The study found a 38% reduction in cardiovascular disease mortality, a 32% reduction in overall mortality, and a 35% reduction in hospitalization for congestive heart failure in the patients who received empagliflozin. Those are huge benefits that began to be seen quite early on in the study, seemingly within a few months of patients starting the drug.

I do not know the true mechanism by which empagliflozin provides these cardiovascular benefits; many researchers are looking into this. But we are now convinced that these benefits are real, at least for empagliflozin. Studies are being conducted with other SGLT-2 inhibitors to see if the same is true with them.

Safety Considerations

All drugs have side effects. Empagliflozin is not indicated for patients with an estimated glomerular filtration rate (eGFR) below 45 mL/min/1.73 m2, and in fact, some individuals have developed acute renal failure when started on empagliflozin. This is uncommon but does happen in those higher-risk patients who are more at risk for dehydration and may have more marginal renal function, even aside from diuretics.

For example, think of patients with an eGFR of around 55 mL/min/1.73 m2; they are taking diuretics, they may be older, they may be a little frail, they may be taking a nonsteroidal anti-inflammatory drug because their joints hurt. Those are the individuals with whom I am more cautious. In those individuals, I often will reduce the diuretic they are already taking, and perhaps use half of the lowest dose of empagliflozin when initiating the drug, to help patients become accustomed to the change in volume status and be sure they do well.

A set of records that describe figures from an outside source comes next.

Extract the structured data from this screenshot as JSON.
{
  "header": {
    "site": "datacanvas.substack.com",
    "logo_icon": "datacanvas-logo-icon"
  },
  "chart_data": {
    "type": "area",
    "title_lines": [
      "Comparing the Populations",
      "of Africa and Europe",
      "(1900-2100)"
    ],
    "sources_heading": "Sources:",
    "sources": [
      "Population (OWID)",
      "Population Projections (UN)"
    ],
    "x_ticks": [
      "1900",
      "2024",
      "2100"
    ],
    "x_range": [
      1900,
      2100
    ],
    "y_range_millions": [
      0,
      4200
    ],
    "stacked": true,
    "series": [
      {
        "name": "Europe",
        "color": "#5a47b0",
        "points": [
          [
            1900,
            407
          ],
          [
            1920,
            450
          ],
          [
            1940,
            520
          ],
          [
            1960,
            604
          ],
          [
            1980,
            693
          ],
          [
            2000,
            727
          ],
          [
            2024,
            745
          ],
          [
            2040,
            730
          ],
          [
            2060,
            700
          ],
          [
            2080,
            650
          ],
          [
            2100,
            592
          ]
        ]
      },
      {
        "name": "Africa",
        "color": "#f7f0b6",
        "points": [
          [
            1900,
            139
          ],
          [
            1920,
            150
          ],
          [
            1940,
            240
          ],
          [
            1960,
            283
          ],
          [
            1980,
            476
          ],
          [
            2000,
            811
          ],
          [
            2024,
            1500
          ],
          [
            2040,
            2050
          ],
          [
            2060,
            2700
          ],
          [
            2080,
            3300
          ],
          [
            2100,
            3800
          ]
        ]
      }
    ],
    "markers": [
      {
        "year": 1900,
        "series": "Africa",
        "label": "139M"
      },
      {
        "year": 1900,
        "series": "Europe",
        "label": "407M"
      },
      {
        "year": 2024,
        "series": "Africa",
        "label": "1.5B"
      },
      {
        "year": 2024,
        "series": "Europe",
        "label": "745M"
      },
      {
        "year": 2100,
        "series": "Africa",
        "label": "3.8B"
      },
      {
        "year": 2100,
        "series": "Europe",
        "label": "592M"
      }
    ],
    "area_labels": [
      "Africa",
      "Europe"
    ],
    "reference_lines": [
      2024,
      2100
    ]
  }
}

In the long term, patients on empagliflozin actually experience improvements in renal function. There is a reduction in the numbers of patients who develop significant renal disease, especially patients with preexisting proteinuria. Thus, we see a long-term benefit to using empagliflozin in patients with some degree of renal insufficiency. But one needs to be aware that initially, there can be some risk for acute renal failure.

In terms of other side effects, patients will urinate more often because this is a diuretic for glucose. There is also an increased risk for genital mycotic infections in both men and women. Patients need to be aware of this and be treated quickly should they develop any early signs or symptoms so that it does not progress into a more severe genital mycotic infection. I tell patients that this may happen, and in general, once forewarned, patients are actually able to get medical help quickly when they need it.

Dosing Strategy

In this trial, A1c reductions and cardiovascular outcomes were similar in patients who received the 25-mg dose and those who received the 10-mg dose. This leads me to believe that a 12.5-mg dose, or half of a 25-mg tablet, may be a good and potentially more cost-effective dose for some of our patients who cannot afford medications or have issues paying for their pills.

It is easier for patients to take a whole 10-mg tablet, but in settings where patients have to stretch their medication dollars, I have told them to split the 25-mg tablet and take it once a day. They seem to do well.

In summary, this new indication for empagliflozin is for cardiovascular disease risk reduction in our high-risk patients. It is incredibly exciting to have a diabetes drug that can provide this additional benefit.

I hope you will include this in your treatment of patients with type 2 diabetes, particularly those who have preexisting cardiovascular disease. Thank you.